🤖 AI Summary
Existing end-to-end spoken language models (SLMs) lack rigorous evaluation of knowledge understanding in realistic speech interactions. Method: We introduce VoxEval, the first purely speech-based question-answering benchmark, featuring diverse speaker identities, realistic noise conditions, variable speaking rates, and spoken mathematical reasoning—evaluated under a full-speech input–output paradigm. The benchmark comprises a multi-condition audio QA dataset built from both real and synthetic speech, augmented with acoustic perturbations and analyzed along dual dimensions: acoustic robustness and semantic complexity.
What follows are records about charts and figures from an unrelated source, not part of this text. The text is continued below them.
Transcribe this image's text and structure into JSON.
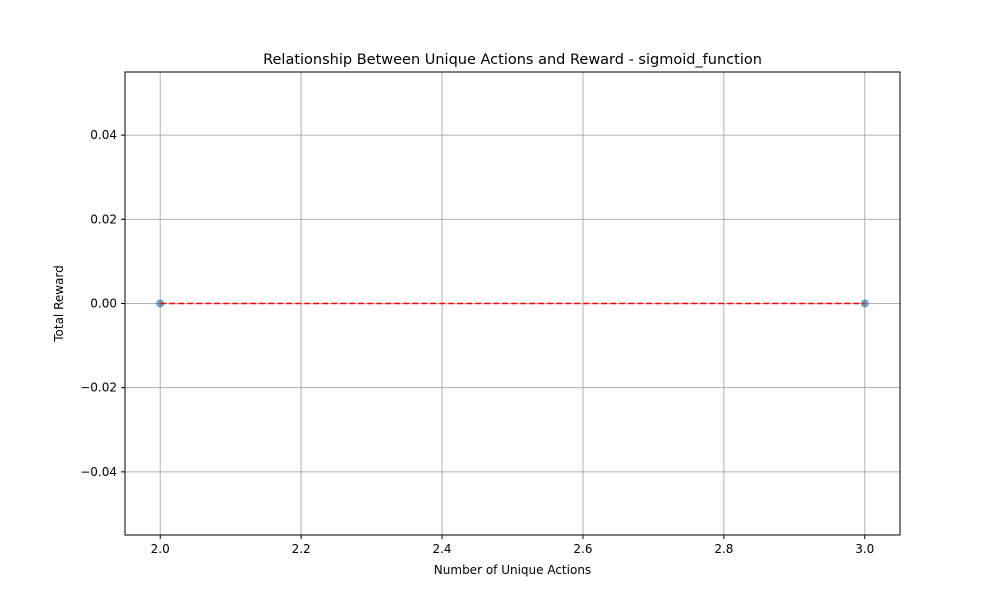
{
  "chart_data": {
    "type": "scatter",
    "title": "Relationship Between Unique Actions and Reward - sigmoid_function",
    "xlabel": "Number of Unique Actions",
    "ylabel": "Total Reward",
    "xlim": [
      1.95,
      3.05
    ],
    "ylim": [
      -0.055,
      0.055
    ],
    "x_ticks": [
      2.0,
      2.2,
      2.4,
      2.6,
      2.8,
      3.0
    ],
    "x_tick_labels": [
      "2.0",
      "2.2",
      "2.4",
      "2.6",
      "2.8",
      "3.0"
    ],
    "y_ticks": [
      -0.04,
      -0.02,
      0.0,
      0.02,
      0.04
    ],
    "y_tick_labels": [
      "−0.04",
      "−0.02",
      "0.00",
      "0.02",
      "0.04"
    ],
    "grid": true,
    "points": [
      {
        "x": 2.0,
        "y": 0.0
      },
      {
        "x": 3.0,
        "y": 0.0
      }
    ],
    "trend_line": {
      "x": [
        2.0,
        3.0
      ],
      "y": [
        0.0,
        0.0
      ],
      "style": "dashed"
    },
    "colors": {
      "points": "#1f77b4",
      "trend_line": "#ff0000",
      "grid": "#b0b0b0"
    }
  }
}
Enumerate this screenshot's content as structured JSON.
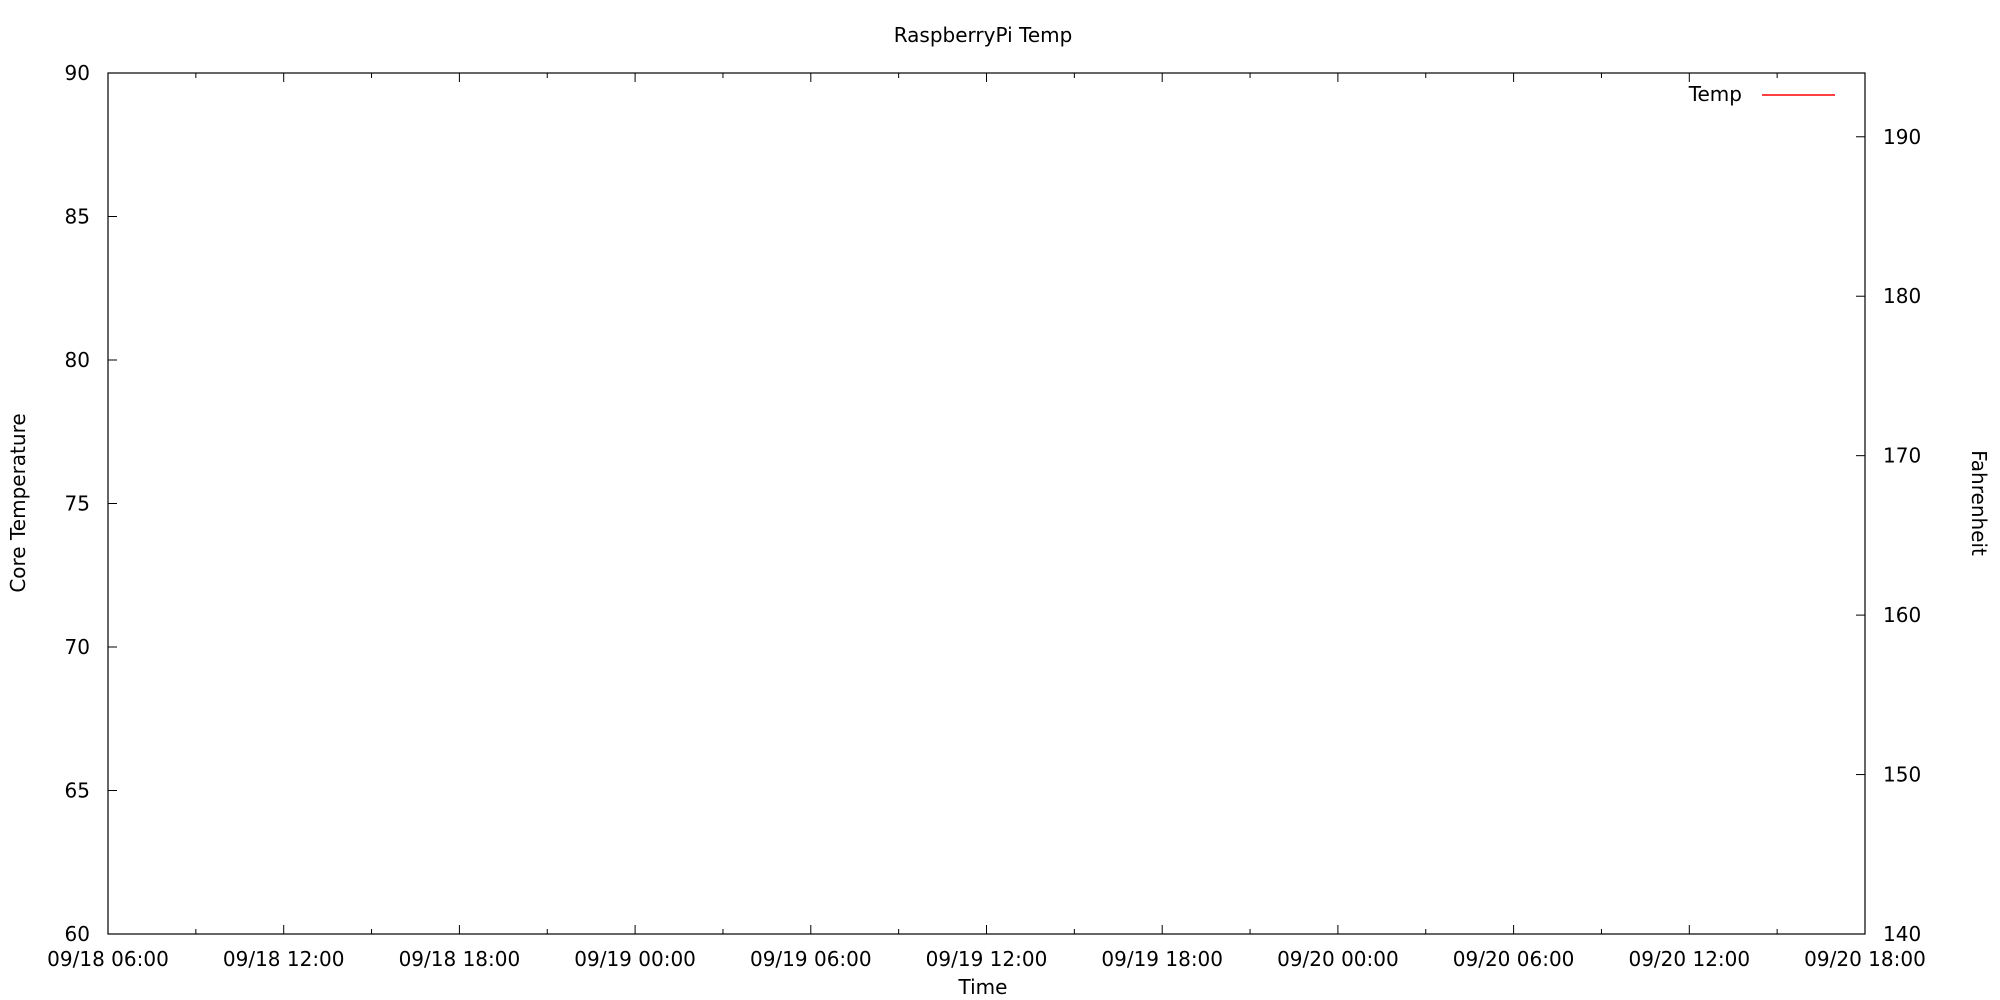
{
  "chart_data": {
    "type": "line",
    "title": "RaspberryPi Temp",
    "xlabel": "Time",
    "ylabel": "Core Temperature",
    "y2label": "Fahrenheit",
    "x_tick_labels": [
      "09/18 06:00",
      "09/18 12:00",
      "09/18 18:00",
      "09/19 00:00",
      "09/19 06:00",
      "09/19 12:00",
      "09/19 18:00",
      "09/20 00:00",
      "09/20 06:00",
      "09/20 12:00",
      "09/20 18:00"
    ],
    "xlim": [
      "09/18 06:00",
      "09/20 18:00"
    ],
    "ylim": [
      60,
      90
    ],
    "y_ticks": [
      60,
      65,
      70,
      75,
      80,
      85,
      90
    ],
    "y2lim": [
      140,
      194
    ],
    "y2_ticks": [
      140,
      150,
      160,
      170,
      180,
      190
    ],
    "grid": false,
    "legend_position": "top-right",
    "series": [
      {
        "name": "Temp",
        "color": "#ff0000",
        "x": [],
        "y": []
      }
    ]
  }
}
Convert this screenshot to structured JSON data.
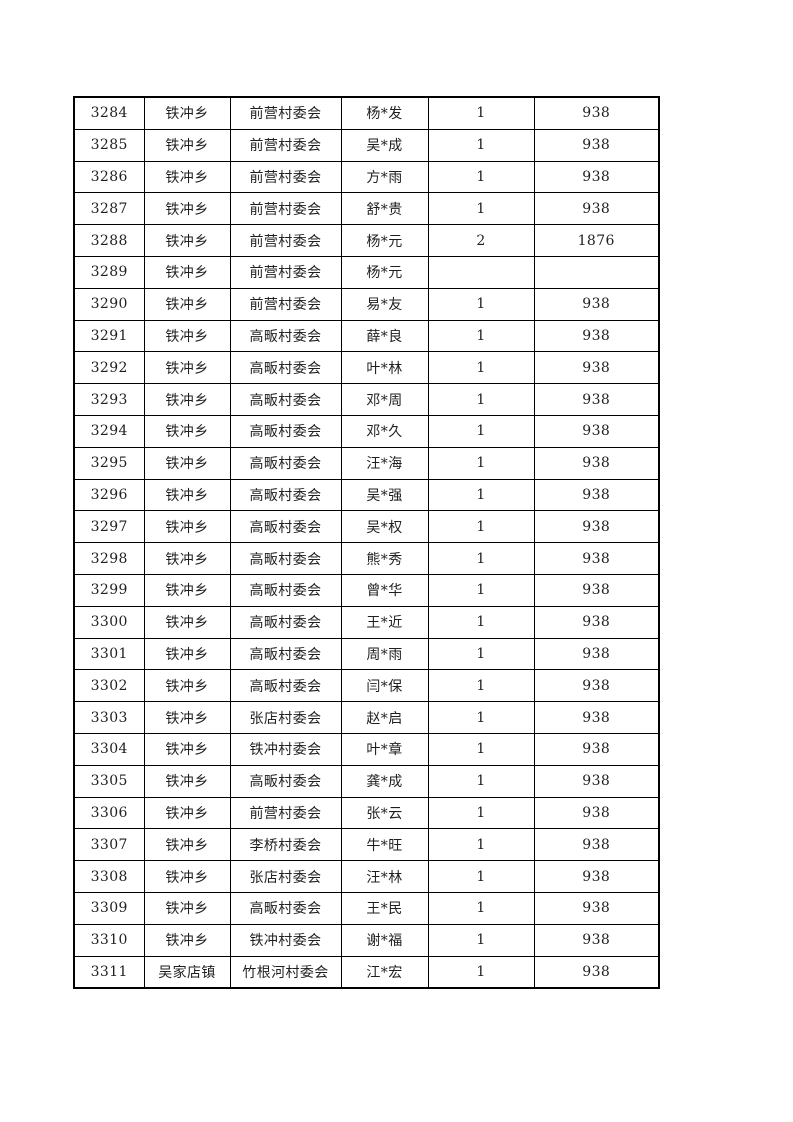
{
  "colors": {
    "page_background": "#ffffff",
    "table_border": "#000000",
    "table_text": "#1f1f1f"
  },
  "table": {
    "rows": [
      [
        "3284",
        "铁冲乡",
        "前营村委会",
        "杨*发",
        "1",
        "938"
      ],
      [
        "3285",
        "铁冲乡",
        "前营村委会",
        "吴*成",
        "1",
        "938"
      ],
      [
        "3286",
        "铁冲乡",
        "前营村委会",
        "方*雨",
        "1",
        "938"
      ],
      [
        "3287",
        "铁冲乡",
        "前营村委会",
        "舒*贵",
        "1",
        "938"
      ],
      [
        "3288",
        "铁冲乡",
        "前营村委会",
        "杨*元",
        "2",
        "1876"
      ],
      [
        "3289",
        "铁冲乡",
        "前营村委会",
        "杨*元",
        "",
        ""
      ],
      [
        "3290",
        "铁冲乡",
        "前营村委会",
        "易*友",
        "1",
        "938"
      ],
      [
        "3291",
        "铁冲乡",
        "高畈村委会",
        "薛*良",
        "1",
        "938"
      ],
      [
        "3292",
        "铁冲乡",
        "高畈村委会",
        "叶*林",
        "1",
        "938"
      ],
      [
        "3293",
        "铁冲乡",
        "高畈村委会",
        "邓*周",
        "1",
        "938"
      ],
      [
        "3294",
        "铁冲乡",
        "高畈村委会",
        "邓*久",
        "1",
        "938"
      ],
      [
        "3295",
        "铁冲乡",
        "高畈村委会",
        "汪*海",
        "1",
        "938"
      ],
      [
        "3296",
        "铁冲乡",
        "高畈村委会",
        "吴*强",
        "1",
        "938"
      ],
      [
        "3297",
        "铁冲乡",
        "高畈村委会",
        "吴*权",
        "1",
        "938"
      ],
      [
        "3298",
        "铁冲乡",
        "高畈村委会",
        "熊*秀",
        "1",
        "938"
      ],
      [
        "3299",
        "铁冲乡",
        "高畈村委会",
        "曾*华",
        "1",
        "938"
      ],
      [
        "3300",
        "铁冲乡",
        "高畈村委会",
        "王*近",
        "1",
        "938"
      ],
      [
        "3301",
        "铁冲乡",
        "高畈村委会",
        "周*雨",
        "1",
        "938"
      ],
      [
        "3302",
        "铁冲乡",
        "高畈村委会",
        "闫*保",
        "1",
        "938"
      ],
      [
        "3303",
        "铁冲乡",
        "张店村委会",
        "赵*启",
        "1",
        "938"
      ],
      [
        "3304",
        "铁冲乡",
        "铁冲村委会",
        "叶*章",
        "1",
        "938"
      ],
      [
        "3305",
        "铁冲乡",
        "高畈村委会",
        "龚*成",
        "1",
        "938"
      ],
      [
        "3306",
        "铁冲乡",
        "前营村委会",
        "张*云",
        "1",
        "938"
      ],
      [
        "3307",
        "铁冲乡",
        "李桥村委会",
        "牛*旺",
        "1",
        "938"
      ],
      [
        "3308",
        "铁冲乡",
        "张店村委会",
        "汪*林",
        "1",
        "938"
      ],
      [
        "3309",
        "铁冲乡",
        "高畈村委会",
        "王*民",
        "1",
        "938"
      ],
      [
        "3310",
        "铁冲乡",
        "铁冲村委会",
        "谢*福",
        "1",
        "938"
      ],
      [
        "3311",
        "吴家店镇",
        "竹根河村委会",
        "江*宏",
        "1",
        "938"
      ]
    ]
  }
}
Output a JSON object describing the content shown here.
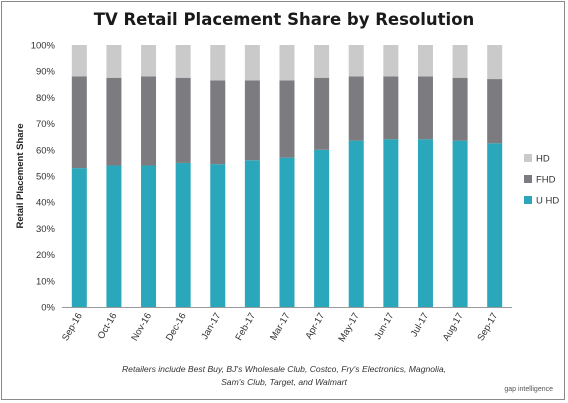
{
  "chart_data": {
    "type": "bar",
    "stacked": true,
    "title": "TV Retail Placement Share by Resolution",
    "ylabel": "Retail Placement Share",
    "xlabel": "",
    "ylim": [
      0,
      100
    ],
    "yticks": [
      "0%",
      "10%",
      "20%",
      "30%",
      "40%",
      "50%",
      "60%",
      "70%",
      "80%",
      "90%",
      "100%"
    ],
    "categories": [
      "Sep-16",
      "Oct-16",
      "Nov-16",
      "Dec-16",
      "Jan-17",
      "Feb-17",
      "Mar-17",
      "Apr-17",
      "May-17",
      "Jun-17",
      "Jul-17",
      "Aug-17",
      "Sep-17"
    ],
    "series": [
      {
        "name": "U HD",
        "color": "#2aa7bb",
        "values": [
          53,
          54,
          54,
          55,
          54.5,
          56,
          57,
          60,
          63.5,
          64,
          64,
          63.5,
          62.5
        ]
      },
      {
        "name": "FHD",
        "color": "#7b7b80",
        "values": [
          35,
          33.5,
          34,
          32.5,
          32,
          30.5,
          29.5,
          27.5,
          24.5,
          24,
          24,
          24,
          24.5
        ]
      },
      {
        "name": "HD",
        "color": "#cacaca",
        "values": [
          12,
          12.5,
          12,
          12.5,
          13.5,
          13.5,
          13.5,
          12.5,
          12,
          12,
          12,
          12.5,
          13
        ]
      }
    ],
    "legend": {
      "position": "right",
      "order": [
        "HD",
        "FHD",
        "U HD"
      ]
    },
    "grid": false
  },
  "footnote": {
    "line1": "Retailers include Best Buy, BJ's Wholesale Club, Costco, Fry's Electronics, Magnolia,",
    "line2": "Sam's Club, Target, and Walmart"
  },
  "brand": {
    "text": "gap intelligence"
  }
}
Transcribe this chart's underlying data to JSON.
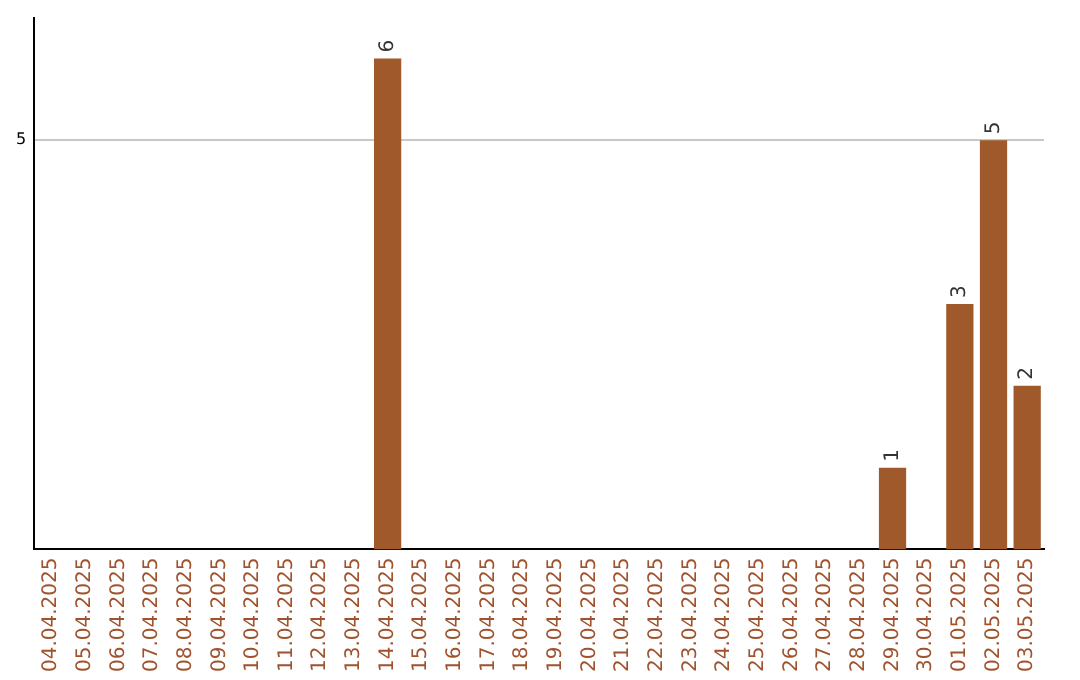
{
  "chart_data": {
    "type": "bar",
    "categories": [
      "04.04.2025",
      "05.04.2025",
      "06.04.2025",
      "07.04.2025",
      "08.04.2025",
      "09.04.2025",
      "10.04.2025",
      "11.04.2025",
      "12.04.2025",
      "13.04.2025",
      "14.04.2025",
      "15.04.2025",
      "16.04.2025",
      "17.04.2025",
      "18.04.2025",
      "19.04.2025",
      "20.04.2025",
      "21.04.2025",
      "22.04.2025",
      "23.04.2025",
      "24.04.2025",
      "25.04.2025",
      "26.04.2025",
      "27.04.2025",
      "28.04.2025",
      "29.04.2025",
      "30.04.2025",
      "01.05.2025",
      "02.05.2025",
      "03.05.2025"
    ],
    "values": [
      null,
      null,
      null,
      null,
      null,
      null,
      null,
      null,
      null,
      null,
      6,
      null,
      null,
      null,
      null,
      null,
      null,
      null,
      null,
      null,
      null,
      null,
      null,
      null,
      null,
      1,
      null,
      3,
      5,
      2
    ],
    "color": "#a0592a",
    "ylim": [
      0,
      6.5
    ],
    "yticks": [
      5
    ],
    "grid": "y",
    "data_labels": true,
    "legend": false
  }
}
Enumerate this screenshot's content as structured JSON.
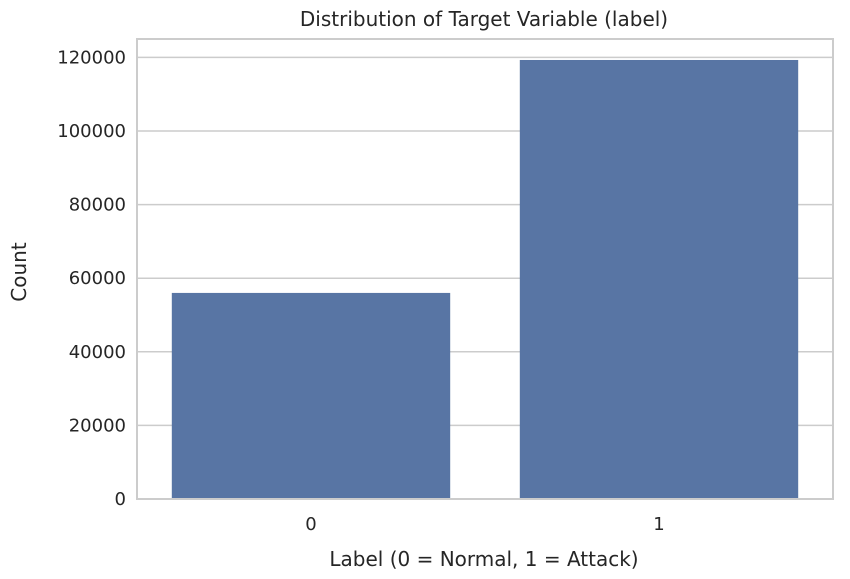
{
  "chart_data": {
    "type": "bar",
    "title": "Distribution of Target Variable (label)",
    "xlabel": "Label (0 = Normal, 1 = Attack)",
    "ylabel": "Count",
    "categories": [
      "0",
      "1"
    ],
    "values": [
      56000,
      119300
    ],
    "ylim": [
      0,
      125000
    ],
    "yticks": [
      0,
      20000,
      40000,
      60000,
      80000,
      100000,
      120000
    ],
    "grid": true,
    "bar_color": "#5875a4",
    "grid_color": "#cccccc",
    "spine_color": "#cccccc",
    "background": "#ffffff"
  }
}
Contribution/Results: Experiments reveal that state-of-the-art SLMs achieve only ~40% average accuracy on VoxEval, dropping below 25% on spoken mathematical reasoning tasks. These results expose critical bottlenecks in robust speech representation learning and joint speech–semantic reasoning, highlighting key directions for advancing SLMs toward reliable real-world deployment.
📝 Abstract
With the growing demand for developing speech-based interaction models, end-to-end Spoken Language Models (SLMs) have emerged as a promising solution. When engaging in conversations with humans, it is essential for these models to comprehend a wide range of world knowledge. In this paper, we introduce VoxEval, a novel speech question-answering benchmark specifically designed to assess SLMs' knowledge understanding through purely speech-based interactions. Unlike existing AudioQA benchmarks, VoxEval maintains speech format for both questions and answers, evaluates model robustness across diverse audio conditions (varying timbres, audio qualities, and speaking styles), and pioneers the assessment of challenging domains like mathematical problem-solving in spoken format. Our comprehensive evaluation of recent SLMs using VoxEval reveals significant performance limitations in current models, highlighting crucial areas for future improvements.